Psoriasis and Risk of Uveitis: A Systematic Review and Meta-Analysis

Background. Uveitis is a known ophthalmologic manifestation of seronegative spondyloarthropathy, including psoriatic arthritis. However, the data is less clear among patients with psoriasis due to the limited number of published studies. Aims. To investigate whether the risk of incident and prevalent uveitis is elevated among patients with psoriasis using systematic review and meta-analysis technique. Methods. The MEDLINE and EMBASE databases were searched from their inception to May 2019. Eligible studies must have included a psoriasis group and a nonpsoriasis group. Eligible studies must also have investigated for prevalent or incident uveitis, and the magnitude of difference between the study groups must have been reported. Pooled risk ratio and 95% confidence interval (CI) were calculated using random-effect generic inverse variance methods. Results. Of 7,107 potentially eligible articles from the EMBASE and MEDLINE databases, 7 studies were included in the meta-analysis.
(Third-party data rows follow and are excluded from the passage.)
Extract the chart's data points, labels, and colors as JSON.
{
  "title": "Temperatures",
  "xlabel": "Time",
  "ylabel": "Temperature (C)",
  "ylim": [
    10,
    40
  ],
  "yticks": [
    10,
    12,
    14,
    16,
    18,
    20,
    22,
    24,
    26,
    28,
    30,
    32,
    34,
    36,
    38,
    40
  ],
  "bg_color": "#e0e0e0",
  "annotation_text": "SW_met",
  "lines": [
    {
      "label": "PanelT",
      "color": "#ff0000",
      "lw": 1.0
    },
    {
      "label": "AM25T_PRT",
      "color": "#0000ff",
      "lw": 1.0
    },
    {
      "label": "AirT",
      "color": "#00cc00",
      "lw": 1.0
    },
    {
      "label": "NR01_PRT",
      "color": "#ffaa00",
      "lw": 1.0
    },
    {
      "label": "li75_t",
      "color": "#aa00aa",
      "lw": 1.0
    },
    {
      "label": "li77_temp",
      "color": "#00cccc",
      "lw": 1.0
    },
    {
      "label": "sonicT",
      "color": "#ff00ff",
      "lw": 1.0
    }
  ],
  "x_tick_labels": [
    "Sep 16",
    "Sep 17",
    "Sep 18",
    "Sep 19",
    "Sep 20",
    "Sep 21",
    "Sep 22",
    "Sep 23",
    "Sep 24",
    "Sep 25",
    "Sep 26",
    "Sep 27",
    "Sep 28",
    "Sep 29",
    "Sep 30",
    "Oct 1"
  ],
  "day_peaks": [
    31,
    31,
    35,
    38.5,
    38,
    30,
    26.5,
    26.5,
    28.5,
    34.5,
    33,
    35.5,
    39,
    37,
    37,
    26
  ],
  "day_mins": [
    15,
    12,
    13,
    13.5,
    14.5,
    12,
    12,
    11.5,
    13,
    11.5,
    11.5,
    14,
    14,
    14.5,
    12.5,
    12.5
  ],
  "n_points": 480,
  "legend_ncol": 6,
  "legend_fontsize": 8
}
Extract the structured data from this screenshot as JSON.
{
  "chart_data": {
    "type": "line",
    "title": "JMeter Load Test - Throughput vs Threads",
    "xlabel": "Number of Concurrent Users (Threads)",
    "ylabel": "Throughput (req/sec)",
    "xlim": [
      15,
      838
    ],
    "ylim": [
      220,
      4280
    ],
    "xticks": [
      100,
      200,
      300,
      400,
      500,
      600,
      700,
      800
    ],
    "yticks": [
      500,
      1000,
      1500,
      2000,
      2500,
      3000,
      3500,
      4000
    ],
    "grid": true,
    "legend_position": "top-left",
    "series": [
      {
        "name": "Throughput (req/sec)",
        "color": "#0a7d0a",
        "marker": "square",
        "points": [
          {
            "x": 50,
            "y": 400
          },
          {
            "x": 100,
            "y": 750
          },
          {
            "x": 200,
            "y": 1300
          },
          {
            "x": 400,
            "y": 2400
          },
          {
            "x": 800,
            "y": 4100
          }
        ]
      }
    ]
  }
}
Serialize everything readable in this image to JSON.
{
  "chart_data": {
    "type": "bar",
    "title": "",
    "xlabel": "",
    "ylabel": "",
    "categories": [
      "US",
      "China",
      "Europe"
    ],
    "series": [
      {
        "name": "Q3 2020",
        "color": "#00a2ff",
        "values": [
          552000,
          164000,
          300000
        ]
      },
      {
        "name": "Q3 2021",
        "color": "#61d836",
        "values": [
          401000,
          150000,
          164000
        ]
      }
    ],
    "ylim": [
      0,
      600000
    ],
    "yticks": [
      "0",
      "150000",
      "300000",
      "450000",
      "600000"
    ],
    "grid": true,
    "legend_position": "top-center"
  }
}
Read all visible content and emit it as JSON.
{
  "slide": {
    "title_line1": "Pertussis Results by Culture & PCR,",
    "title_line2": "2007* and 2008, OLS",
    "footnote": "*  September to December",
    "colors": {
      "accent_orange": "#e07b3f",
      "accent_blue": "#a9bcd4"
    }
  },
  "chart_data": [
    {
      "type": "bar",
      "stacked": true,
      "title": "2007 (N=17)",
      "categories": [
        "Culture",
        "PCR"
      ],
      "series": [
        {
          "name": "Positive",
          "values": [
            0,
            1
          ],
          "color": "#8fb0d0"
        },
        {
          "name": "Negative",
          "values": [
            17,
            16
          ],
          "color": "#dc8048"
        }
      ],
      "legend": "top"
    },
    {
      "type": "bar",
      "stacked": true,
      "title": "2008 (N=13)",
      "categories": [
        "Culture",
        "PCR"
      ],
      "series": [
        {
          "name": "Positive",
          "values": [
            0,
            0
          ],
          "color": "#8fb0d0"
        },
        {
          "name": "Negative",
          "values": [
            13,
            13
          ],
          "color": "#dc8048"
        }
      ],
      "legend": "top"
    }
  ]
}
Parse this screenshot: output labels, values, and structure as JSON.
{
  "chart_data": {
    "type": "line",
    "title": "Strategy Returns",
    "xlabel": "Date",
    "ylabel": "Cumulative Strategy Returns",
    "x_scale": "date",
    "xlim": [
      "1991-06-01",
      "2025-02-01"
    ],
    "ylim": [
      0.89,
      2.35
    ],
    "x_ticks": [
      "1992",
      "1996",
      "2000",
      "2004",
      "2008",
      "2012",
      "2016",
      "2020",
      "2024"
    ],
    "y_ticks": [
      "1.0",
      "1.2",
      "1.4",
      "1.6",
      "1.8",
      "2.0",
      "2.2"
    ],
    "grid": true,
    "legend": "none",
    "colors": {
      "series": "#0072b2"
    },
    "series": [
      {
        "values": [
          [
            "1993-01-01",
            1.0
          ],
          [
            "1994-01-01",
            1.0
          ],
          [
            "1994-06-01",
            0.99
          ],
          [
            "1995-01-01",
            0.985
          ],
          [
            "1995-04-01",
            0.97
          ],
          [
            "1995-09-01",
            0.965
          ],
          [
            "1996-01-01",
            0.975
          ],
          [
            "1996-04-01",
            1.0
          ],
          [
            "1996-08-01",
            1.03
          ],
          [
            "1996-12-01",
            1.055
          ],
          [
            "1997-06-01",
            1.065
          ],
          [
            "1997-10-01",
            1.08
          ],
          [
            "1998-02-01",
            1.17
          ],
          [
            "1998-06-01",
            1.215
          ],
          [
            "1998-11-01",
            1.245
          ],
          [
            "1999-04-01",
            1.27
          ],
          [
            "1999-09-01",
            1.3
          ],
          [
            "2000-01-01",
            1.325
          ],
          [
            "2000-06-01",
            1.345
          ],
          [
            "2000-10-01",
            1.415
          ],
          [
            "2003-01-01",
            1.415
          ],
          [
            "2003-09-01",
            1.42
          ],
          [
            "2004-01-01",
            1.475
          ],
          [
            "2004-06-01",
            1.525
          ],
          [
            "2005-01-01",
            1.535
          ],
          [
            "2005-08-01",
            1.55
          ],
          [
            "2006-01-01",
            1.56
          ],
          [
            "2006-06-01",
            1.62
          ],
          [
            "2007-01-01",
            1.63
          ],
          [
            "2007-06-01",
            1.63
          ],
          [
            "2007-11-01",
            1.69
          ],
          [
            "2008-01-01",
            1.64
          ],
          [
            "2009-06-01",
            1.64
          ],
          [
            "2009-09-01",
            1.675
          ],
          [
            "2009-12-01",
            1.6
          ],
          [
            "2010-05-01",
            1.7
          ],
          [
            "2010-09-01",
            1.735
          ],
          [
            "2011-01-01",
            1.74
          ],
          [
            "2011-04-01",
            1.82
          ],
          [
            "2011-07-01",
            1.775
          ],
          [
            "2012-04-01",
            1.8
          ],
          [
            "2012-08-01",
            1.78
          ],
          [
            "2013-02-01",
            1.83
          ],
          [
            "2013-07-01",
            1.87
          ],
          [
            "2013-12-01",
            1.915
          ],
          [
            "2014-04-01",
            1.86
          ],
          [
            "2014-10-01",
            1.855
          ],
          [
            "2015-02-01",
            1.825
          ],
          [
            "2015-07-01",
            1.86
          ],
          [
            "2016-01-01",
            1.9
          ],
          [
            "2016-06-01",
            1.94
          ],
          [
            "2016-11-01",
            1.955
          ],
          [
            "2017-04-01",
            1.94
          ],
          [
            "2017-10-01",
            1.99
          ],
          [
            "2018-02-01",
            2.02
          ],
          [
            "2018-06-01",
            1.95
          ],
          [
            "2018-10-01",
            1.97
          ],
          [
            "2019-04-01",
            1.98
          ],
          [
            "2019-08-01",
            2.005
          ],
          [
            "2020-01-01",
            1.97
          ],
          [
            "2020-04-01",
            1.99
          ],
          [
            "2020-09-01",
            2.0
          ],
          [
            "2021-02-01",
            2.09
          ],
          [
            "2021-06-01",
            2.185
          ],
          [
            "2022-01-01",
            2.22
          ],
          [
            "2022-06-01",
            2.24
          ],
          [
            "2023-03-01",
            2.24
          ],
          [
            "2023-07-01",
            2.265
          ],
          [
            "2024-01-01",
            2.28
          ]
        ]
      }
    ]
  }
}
Two of those studies compared the incidence, and 5 studies compared the prevalence of uveitis between the psoriasis and nonpsoriasis groups. For incident uveitis, a total of 5,865,801 patients (222,083 with psoriasis and 5,643,718 without psoriasis) were analyzed. For prevalent uveitis, a total of 1,343,436 patients (37,891 with psoriasis and 1,305,545 without psoriasis) were studied. The risk of incident uveitis was significantly higher among patients with psoriasis with a pooled risk ratio of 1.23 (95% CI: 1.05-1.45, I2=55%). The risk of prevalent uveitis was also significantly higher among patients with psoriasis with a pooled risk ratio of 1.97 (95% CI: 1.68-2.31, I2=0%). Conclusions. The results of this study revealed significantly increased risk of both prevalent and incident uveitis among patients with psoriasis.